Background: Immune checkpoint inhibitors (ICI) improved survival of patients with non-small cell lung cancer (NSCLC), yet many patients do not respond to treatment. The identification of markers for ICI response remains an unmet clinical need. This study hypothesizes that host genetics influences the response to ICI, contributing to the variability in efficacy among individuals.
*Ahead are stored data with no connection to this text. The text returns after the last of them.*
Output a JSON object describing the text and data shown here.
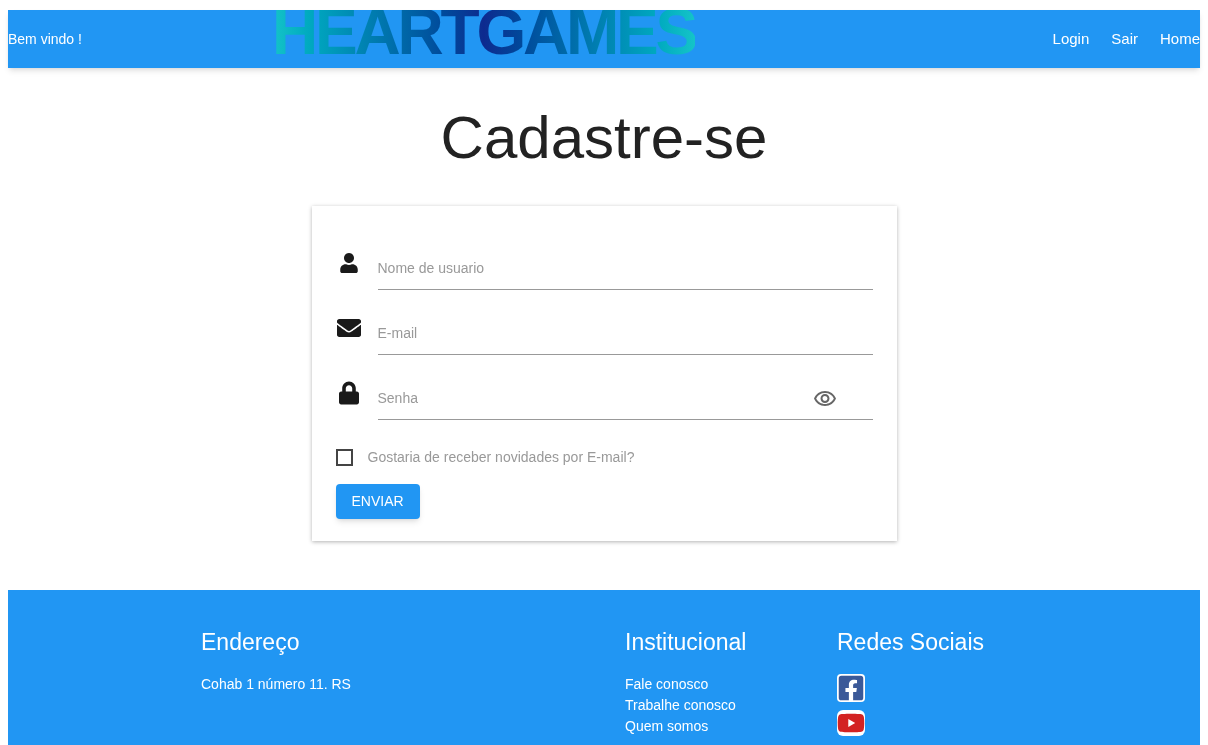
{
  "header": {
    "welcome": "Bem vindo !",
    "logo": "HEARTGAMES",
    "nav": [
      "Login",
      "Sair",
      "Home"
    ]
  },
  "title": "Cadastre-se",
  "form": {
    "fields": [
      {
        "kind": "user",
        "placeholder": "Nome de usuario"
      },
      {
        "kind": "email",
        "placeholder": "E-mail"
      },
      {
        "kind": "password",
        "placeholder": "Senha"
      }
    ],
    "newsletter": {
      "label": "Gostaria de receber novidades por E-mail?",
      "checked": false
    },
    "submit": "ENVIAR"
  },
  "footer": {
    "address": {
      "heading": "Endereço",
      "text": "Cohab 1 número 11. RS"
    },
    "institutional": {
      "heading": "Institucional",
      "links": [
        "Fale conosco",
        "Trabalhe conosco",
        "Quem somos"
      ]
    },
    "social": {
      "heading": "Redes Sociais",
      "links": [
        {
          "kind": "facebook"
        },
        {
          "kind": "youtube"
        }
      ]
    }
  }
}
Methods: We conducted a genome-wide association study (GWAS) in patients with NSCLC on ICI monotherapy with nivolumab, pembrolizumab, or atezolizumab, to identify germline variants associated with objective response rate (ORR), progression-free survival (PFS), and overall survival (OS) at 24 months after the start of ICI therapy. Genomic DNA was genotyped using Axiom Precision Medicine Research Arrays. Raw data were processed with Axiom Analysis Suite, and quality checked with PLINK software. Imputation to the whole genome was done on the Michigan Imputation Server. Association analyses were performed for ORR (logistic regression with PLINK2 software) and survival (Cox proportional hazards model, with GenAbel package in R environment), with appropriate covariates. Variants were annotated for functional significance using SNPnexus and FUMA. Post-GWAS analyses, including colocalization, were performed to explore the function of the identified variants. Their possible role as expression quantitative trait loci was investigated in different databases (GTEx, eQTLGen, TCGA).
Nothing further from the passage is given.